Big Time Questions No.2

I really enjoy your gallery work. I am assuming it is all computer graphic work? What is your favorite program and where do you find insirpation for your unique style?


You are correct, most of my visual work in the past has been done on the computer (mostly Photoshop, which is a very accessible and open-ended program), but I frankly enjoy doing collage with tape and scissors most of all. I would work in traditional means more frequently if A.) I could afford to, and B.) if I had more of a space to work. That is the other good thing about computers, you can construct a HUGE file/ image in the corner of your tiny cluttered room. With collage, or painting, or what have you, you really need a decent space to spread out in and work. I like the limitations of collage though. I like how you only have so much that you can pull from and you have to make it work. The computer is very wide-open, and seems more arbitrary. Although these days I feel most visual art is rather arbitrary.
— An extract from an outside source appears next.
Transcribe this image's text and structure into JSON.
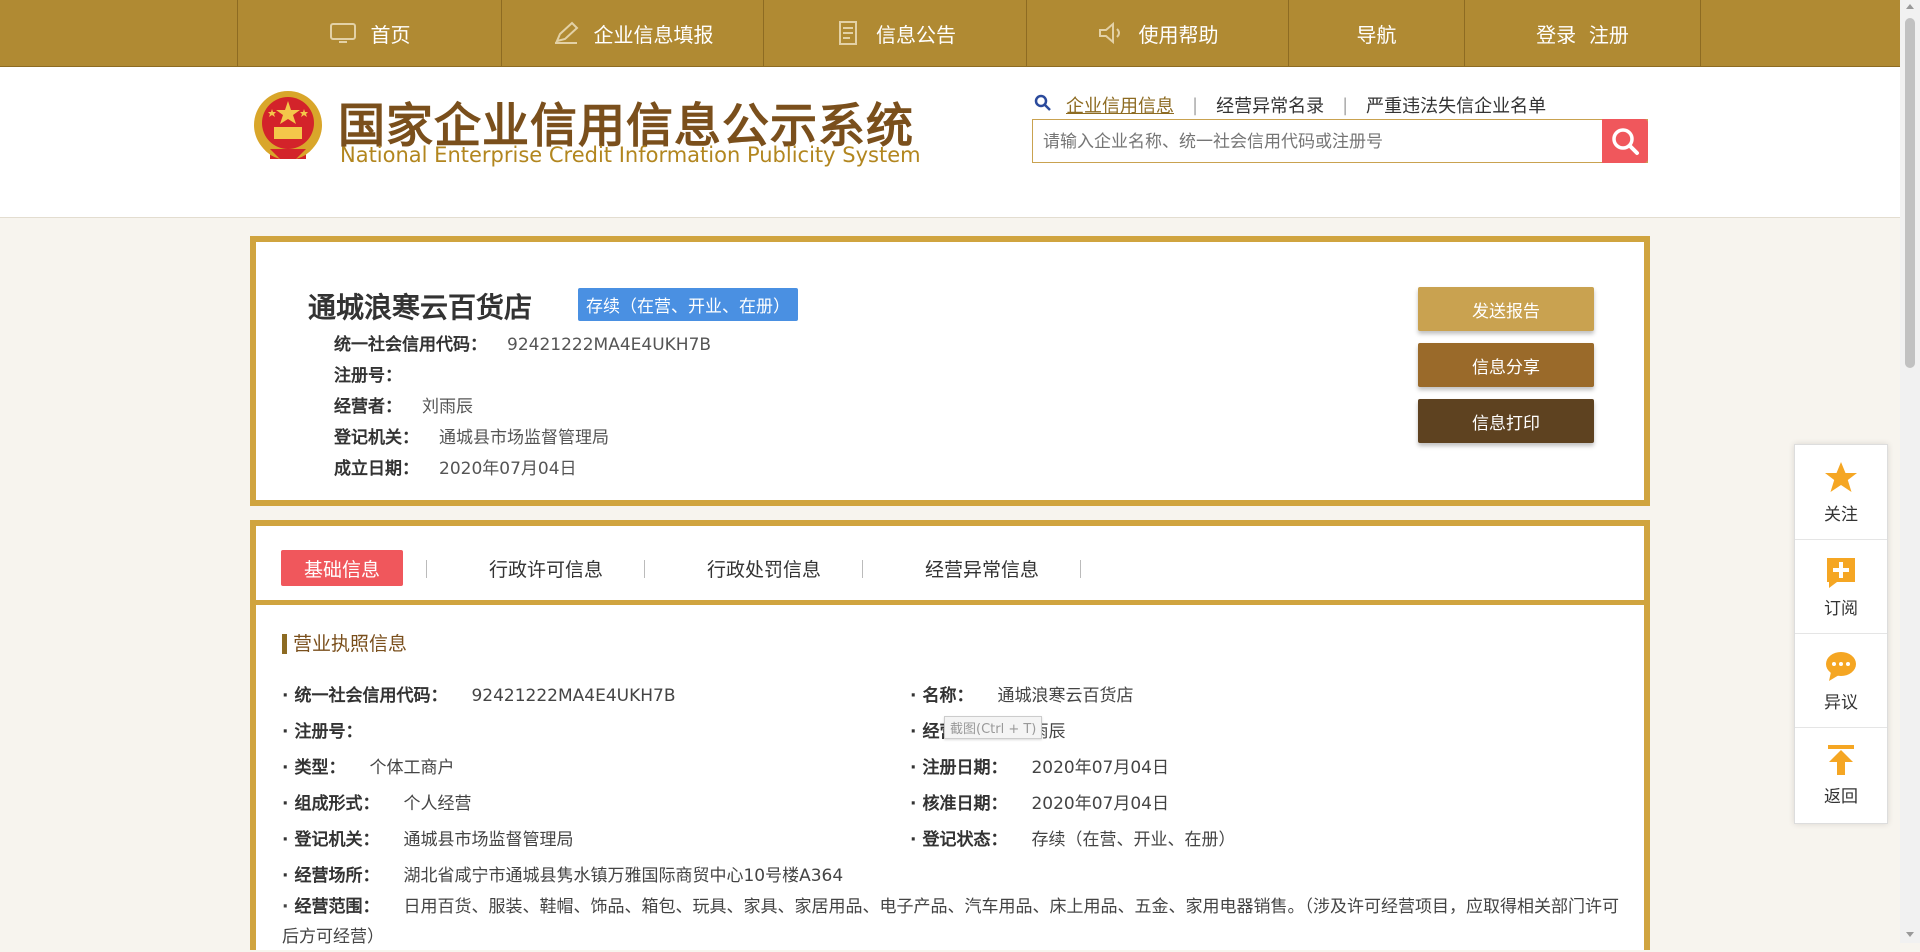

I work in a print studio one day a week with an actual Artist (whose big in the Chicago Pop Art scene), who collages large silk screen images, like Warhol, but with more images piled up on top of one another. In fact the whole set-up is very similar to "the Factory." Myself and a few others pick out a lot of the screens and compositions for these pieces of Art that will sell in New York for thousands of dollars. There is some direction and intent there, but by and large it's a very serendipitous process. Generally the results are exciting and pleasing, and whichever one you like better is all up to personal taste. And this is like "ART" art, which seems like nothing more than an excuse for people that have more money than they should to give it away.

As far as my style is concerned, I think it comes out of number of areas. I've always liked harsher imagery, and been attracted to harsher sounds. Much of my progression through art in general (this includes film, music, and books as well) has been an ongoing search for extremes. It's like I've always been looking for stuff that would upset me. I have a very high threshold for the startling and grotesque. I don't know why either. I was a very shy and nervous little kid, but was always fascinated with monsters and "darker" stuff. I was brought up on movies like "Young Frankenstein" and "Abbott and Costello Meet the Wolfman" until I could stomach actual "scary" movies. Maybe because of that I don't really scare anymore, which is a shame, because, damn I've tried. I've read practically every short ghost story I could get my hands on, expired the whole list of horror movies, and never found anything. But I still love all that stuff. It's just fun to me. As soon as anything scary happens I think, "this is great!" So a lot of my "art" has to do with that. Horrors. Not, obviously, in the sense that I draw monsters and stuff, but in the sense that I am trying to pursue some sort of really viscerally startling imagery, more for myself I think than anyone else. I don't think I've really succeeded yet, so in the meantime, I just make harsh stuff that I think, at least, looks interesting.